Horse racing contests have grown at a rapid rate since the inception of the NHC 19 years ago, both in field size and purse structure. While I have yet to win one, I have dabbled with enough contests in the past with some decent results. Below is what I think is a sound strategy to put yourself in a good position to be in the running:
Do Your Homework
Showing up for a contest ‘in the blind’ is never a wise idea. There is simply too much to process and a bevy of decisions to be made in a short period of time to do your ‘capping on the fly’. A hearty amount of studying in the days and nights leading up to your contest is essential.
I am a firm believer and stress the importance of handicapping backwards. What is handicapping backwards? Well, I always study the latter races on the card before coming back to the early ones. These contests are a grind, and you could get fried nearing the end of the day. So, having the later races already broken down in advance will help with the potential brain-freeze.
Get Track Changes As Early As Possible
Another important item that can be overlooked, track changes are vital. A morning scratch, a change of surface, the turf rail being closer or further than usual – these details can change the entire complexion of a race and how you go about tackling it.
Don’t Fall in Love with The Leaderboard
Horse racing contests are the ultimate challenge, combining both handicapping prowess and astute money management. With that said, I do my best to avoid getting sucked in to what other players have accomplished, especially early in the day. Stick to your guns and instincts.

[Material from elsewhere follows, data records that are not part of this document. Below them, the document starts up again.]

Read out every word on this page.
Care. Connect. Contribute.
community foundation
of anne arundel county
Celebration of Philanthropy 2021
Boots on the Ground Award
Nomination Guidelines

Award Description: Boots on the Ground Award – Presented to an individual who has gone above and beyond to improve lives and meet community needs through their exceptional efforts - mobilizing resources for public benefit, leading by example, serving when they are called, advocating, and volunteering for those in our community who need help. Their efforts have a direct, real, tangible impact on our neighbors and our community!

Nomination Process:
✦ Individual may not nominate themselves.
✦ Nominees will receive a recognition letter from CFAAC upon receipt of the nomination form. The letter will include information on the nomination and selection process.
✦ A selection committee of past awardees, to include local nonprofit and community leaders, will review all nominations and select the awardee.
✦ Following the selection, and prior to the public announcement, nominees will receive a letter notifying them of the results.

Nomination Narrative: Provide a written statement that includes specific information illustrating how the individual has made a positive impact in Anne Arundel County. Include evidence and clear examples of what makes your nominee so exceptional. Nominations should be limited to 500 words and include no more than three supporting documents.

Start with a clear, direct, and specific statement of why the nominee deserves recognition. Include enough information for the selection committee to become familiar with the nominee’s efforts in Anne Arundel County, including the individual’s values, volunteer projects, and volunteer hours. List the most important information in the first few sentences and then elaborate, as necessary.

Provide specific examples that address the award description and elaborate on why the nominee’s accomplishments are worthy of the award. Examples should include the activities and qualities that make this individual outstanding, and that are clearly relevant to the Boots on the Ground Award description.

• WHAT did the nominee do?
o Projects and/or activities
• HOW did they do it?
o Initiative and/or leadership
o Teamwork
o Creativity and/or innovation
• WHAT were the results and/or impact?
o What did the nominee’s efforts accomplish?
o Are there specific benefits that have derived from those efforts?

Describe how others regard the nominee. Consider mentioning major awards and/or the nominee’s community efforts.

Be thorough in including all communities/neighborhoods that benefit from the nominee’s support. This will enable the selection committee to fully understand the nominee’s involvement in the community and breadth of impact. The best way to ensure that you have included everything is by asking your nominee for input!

Remember, a 2-1 winner is much better than an 8-1 loser. In an average contest, a 30-40 winning rate will often give you every chance at grabbing the money. So avoid swinging at a price horse that you are not confident in…unless things are getting dire late in the game!
Play to Your Strengths
I, personally, do my best work with maiden runners, starter allowance races and have also been improving my success rate on the turf. I often use the BRIS Custom Card to focus on my strong points and download just these types of events. If you do well with other kinds, then I urge you to do the same.
Recognizing Bad Favorites
I saved the most important nugget for last. Establishing vulnerable favorites is imperative for contest success. With many of these using the win/place format, this is where you can get inflated returns both in the win and place pools. I could compose an entire piece on what I think a poor betting favorite looks like, though we all have our own criteria. Make this a number one priority in your handicapping.